The freight elevator shuddered, almost making me lose my footing, then stopped with a metallic bang as it hit the fourth floor. The elevator hadn't given us any trouble on the lower floors, but it seemed to react poorly to being sent up to four. The lights sputtered as
the metal doors screeched open.
“It's hard to imagine they want to turn this into luxury suites,” Stacey said, her voice low as we emerged into the dark, chaotic construction zone.
“This is just the service area,” I reminded her.
“It must have been miserable working here back in the day, without sunlight or fresh air...”
“Or air conditioning. It was probably boiling hot in the summers.”
“So where do we start?”
“Let's try the Ballroom of Darkness.” I led the way through the jib door we'd used earlier, into the strange dark-marble room with far too many columns. It felt much colder than it had during the daytime. All the light came from those two bulbs hanging from missing panels of the pressed-tin ceiling. Darkness shrouded every wall and corner. I clicked on my flashlight, but the gloom remained. I noticed some deep, rusty holes in the floor, like some kinds of poles or supports had once been mounted in a large circle at the center of the room.
“I have a bad feeling about this,” Stacey whispered.
“A disembodied murderer may have killed a man here last week. You should have a bad feeling.”
“Thanks for the reassurance, Coach.”
Moving quietly, we set up thermal and night vision cameras on opposite ends of the room, as well as a high-powered microphone in the center. We wanted to keep close watch for any entities hanging around the possible murder scene. I had the feeling that something was there in the shadows around the room, watching us as we prepared to watch the room, but it could have been nerves.

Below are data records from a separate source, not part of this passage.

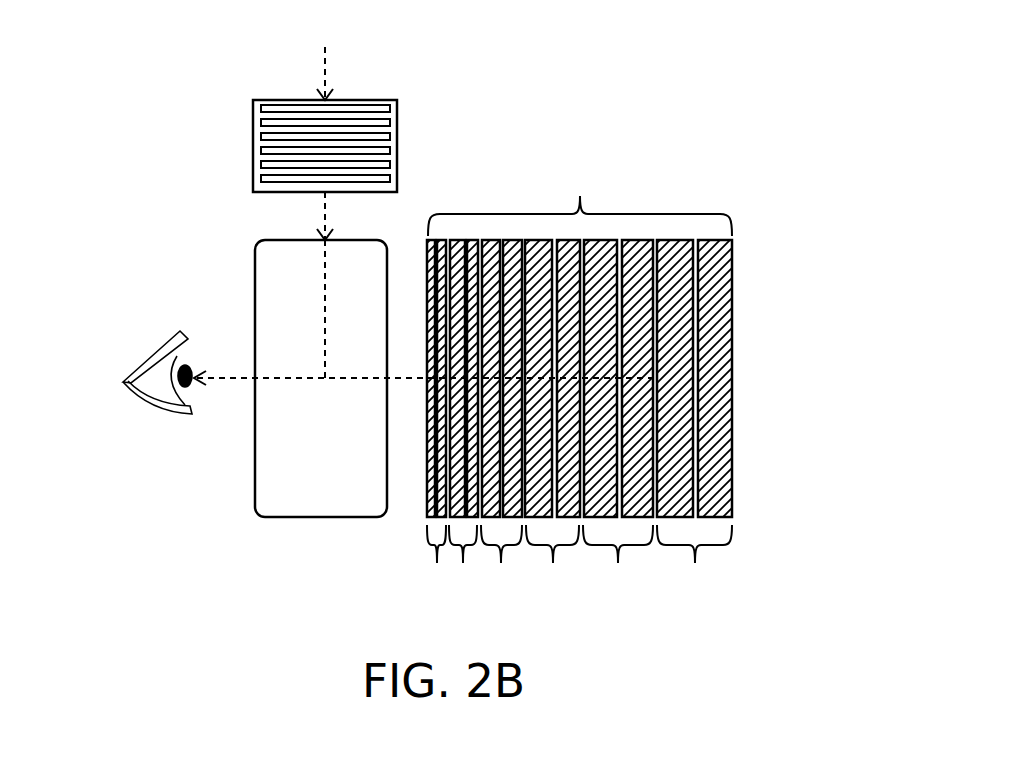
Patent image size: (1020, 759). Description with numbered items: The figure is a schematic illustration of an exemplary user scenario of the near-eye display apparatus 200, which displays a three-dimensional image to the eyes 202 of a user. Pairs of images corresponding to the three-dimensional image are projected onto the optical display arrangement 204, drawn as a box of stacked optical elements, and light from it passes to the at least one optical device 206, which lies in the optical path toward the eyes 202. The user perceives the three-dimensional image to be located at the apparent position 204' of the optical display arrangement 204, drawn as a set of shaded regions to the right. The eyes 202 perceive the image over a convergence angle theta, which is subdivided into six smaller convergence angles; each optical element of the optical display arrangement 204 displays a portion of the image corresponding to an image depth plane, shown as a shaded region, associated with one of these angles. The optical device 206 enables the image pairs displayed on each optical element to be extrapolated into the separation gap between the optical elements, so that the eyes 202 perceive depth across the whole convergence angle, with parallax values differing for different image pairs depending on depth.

The near-eye display apparatus 200 is at (740, 105).
The eyes of user 202 is at (107, 361).
The optical display arrangement 204 is at (250, 146).
The apparent position of the optical display arrangement 204' is at (637, 383).
The optical device 206 is at (248, 387).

“Now what?” Stacey asked, still whispering.
“We'd better poke around,” I said. “See if we find any other creepy rooms up here.”
“I don't think that will take very long...” Stacey turned a slow circle, her flashlight playing along the dark wood and marble of the walls. “Um, I'm not seeing any other doors out of here.”
“There must be another jib door somewhere. I'll feel my way blindly along this wall, you feel your way blindly along that one.” I indicated the two long walls, largely concealed from us by the densely packed columns. “If something grabs you, scream.”